A day out in the weekend is not that obvious if you work in tourism in Turkey, so it was relatively priceless that we could manage to escape that Sunday to turtle island, as we called Dalyan.

I was living in Turkey, with a toddler of two running all over the place and we would visit my friend and her lover. At the crack of dawn we grabbed sun lotion, nappy’s and drinks and hopped in the car before anyone would stop us.
There is a peer nearby the pond, where you can see the turtles swim if you are lucky, so we strolled in that direction, me keeping one eye on our son. But as it was the rare occasion that his father could spend some quality time with him, I kept my distance to give him the joy he so often missed out on due his workload as GM of the hotel we lived in as well.
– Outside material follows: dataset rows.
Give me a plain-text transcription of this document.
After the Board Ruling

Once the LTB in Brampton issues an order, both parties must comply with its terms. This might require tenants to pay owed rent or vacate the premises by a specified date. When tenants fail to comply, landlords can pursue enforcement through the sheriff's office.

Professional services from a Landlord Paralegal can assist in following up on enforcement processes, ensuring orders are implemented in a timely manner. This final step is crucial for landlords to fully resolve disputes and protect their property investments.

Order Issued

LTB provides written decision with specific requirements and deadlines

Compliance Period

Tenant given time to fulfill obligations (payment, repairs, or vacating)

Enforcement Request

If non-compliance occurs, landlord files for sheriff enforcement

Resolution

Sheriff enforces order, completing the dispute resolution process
Because he was the 24/7 outdoor worker of the family, and we would usually only see each other from a distance, have a quick breakfast or share a rare dinner together.

The pond is black, no clear water, so all but me sat down to stare and look for turtles, while our son had his own idea of fun and started to throw stones in the water.
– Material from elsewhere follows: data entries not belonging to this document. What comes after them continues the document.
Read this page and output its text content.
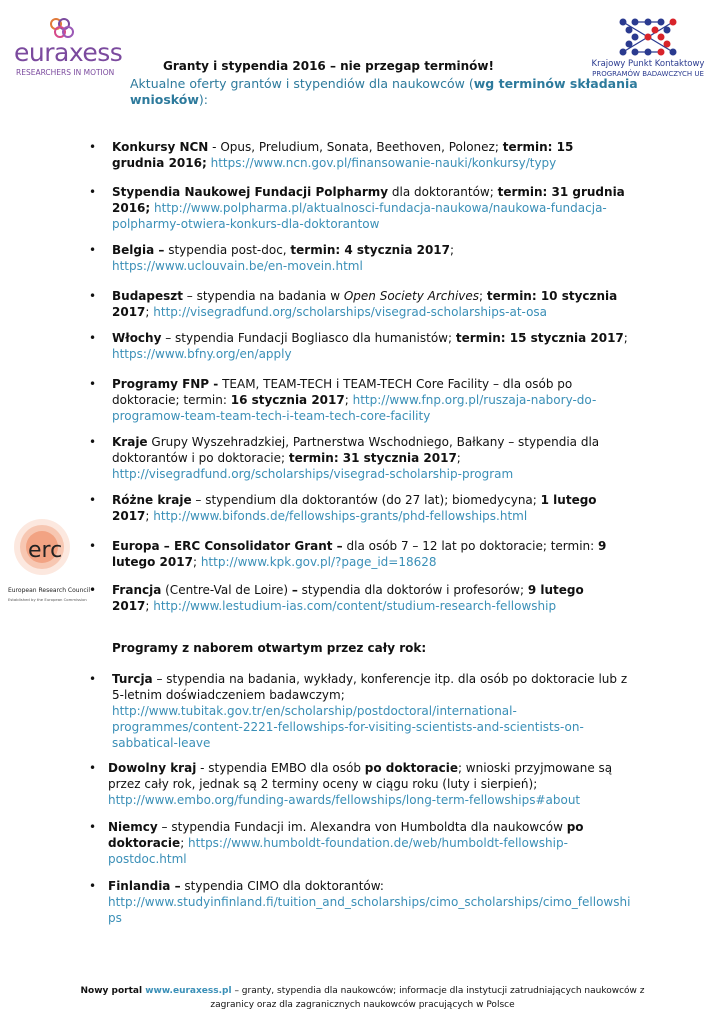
euraxess
RESEARCHERS IN MOTION
Krajowy Punkt Kontaktowy
PROGRAMÓW BADAWCZYCH UE
Granty i stypendia 2016 – nie przegap terminów!
Aktualne oferty grantów i stypendiów dla naukowców (wg terminów składania wniosków):
• Konkursy NCN - Opus, Preludium, Sonata, Beethoven, Polonez; termin: 15 grudnia 2016; https://www.ncn.gov.pl/finansowanie-nauki/konkursy/typy
• Stypendia Naukowej Fundacji Polpharmy dla doktorantów; termin: 31 grudnia 2016; http://www.polpharma.pl/aktualnosci-fundacja-naukowa/naukowa-fundacja-polpharmy-otwiera-konkurs-dla-doktorantow
• Belgia – stypendia post-doc, termin: 4 stycznia 2017; https://www.uclouvain.be/en-movein.html
• Budapeszt – stypendia na badania w Open Society Archives; termin: 10 stycznia 2017; http://visegradfund.org/scholarships/visegrad-scholarships-at-osa
• Włochy – stypendia Fundacji Bogliasco dla humanistów; termin: 15 stycznia 2017; https://www.bfny.org/en/apply
• Programy FNP - TEAM, TEAM-TECH i TEAM-TECH Core Facility – dla osób po doktoracie; termin: 16 stycznia 2017; http://www.fnp.org.pl/ruszaja-nabory-do-programow-team-team-tech-i-team-tech-core-facility
• Kraje Grupy Wyszehradzkiej, Partnerstwa Wschodniego, Bałkany – stypendia dla doktorantów i po doktoracie; termin: 31 stycznia 2017; http://visegradfund.org/scholarships/visegrad-scholarship-program
• Różne kraje – stypendium dla doktorantów (do 27 lat); biomedycyna; 1 lutego 2017; http://www.bifonds.de/fellowships-grants/phd-fellowships.html
• Europa – ERC Consolidator Grant – dla osób 7 – 12 lat po doktoracie; termin: 9 lutego 2017; http://www.kpk.gov.pl/?page_id=18628
• Francja (Centre-Val de Loire) – stypendia dla doktorów i profesorów; 9 lutego 2017; http://www.lestudium-ias.com/content/studium-research-fellowship
erc
European Research Council
Established by the European Commission
Programy z naborem otwartym przez cały rok:
• Turcja – stypendia na badania, wykłady, konferencje itp. dla osób po doktoracie lub z 5-letnim doświadczeniem badawczym;
http://www.tubitak.gov.tr/en/scholarship/postdoctoral/international-programmes/content-2221-fellowships-for-visiting-scientists-and-scientists-on-sabbatical-leave
• Dowolny kraj - stypendia EMBO dla osób po doktoracie; wnioski przyjmowane są przez cały rok, jednak są 2 terminy oceny w ciągu roku (luty i sierpień);
http://www.embo.org/funding-awards/fellowships/long-term-fellowships#about
• Niemcy – stypendia Fundacji im. Alexandra von Humboldta dla naukowców po doktoracie; https://www.humboldt-foundation.de/web/humboldt-fellowship-postdoc.html
• Finlandia – stypendia CIMO dla doktorantów:
http://www.studyinfinland.fi/tuition_and_scholarships/cimo_scholarships/cimo_fellowships
Nowy portal www.euraxess.pl – granty, stypendia dla naukowców; informacje dla instytucji zatrudniających naukowców z zagranicy oraz dla zagranicznych naukowców pracujących w Polsce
His father was right next to him, our friends sat as close by as one meter, and I stood approx 3 meter away, enjoying the view and the scenery of friends and family together. Utterly relaxed.

And then everything changed. In a split second I saw my son falling into the black water, and I, immediately realizing that I would absolutely pass him if I would dive. So I jumped the full distance, at the same time realising I was wearing my contacts, and that the chances to see under water was next to zero, but once in the water I opened my eyes anyway. To see indeed only murky water and no child, so I closed them again.
Movies, movies. Movies came into my mind. That people who fall in the water come up to the surface before they drown, and I opened my hand to where something in me expected his head to pop up. Head under water I was, did not come up to breathe. Closed eyes and waiting, wondering why nobody else was in the water. Waiting. Silence.
And there it happened, the head, his head, pushing my right hand up, and I grabbed him and lifted him up, to the surface and above. In one movement turning towards the peer and stretching out high to the hands of his father reaching down to us, who grabbed him.
My eyes wide open now in such a state of 100% controlled awareness I have only lived once before, at his birth. My being screaming only one thing: Is he alive?
And yes he was. He did not even have water in his lungs, did not appear shocked, had a stone in his other hand, which with a sudden stretch he threw in that same murky water, before they got me out and him on his way to the shower.
Nobody had seen him falling, my husband recalled being shocked as why the hell I was jumping in the water. My back would hurt for another 6+ months but God did I care? No way.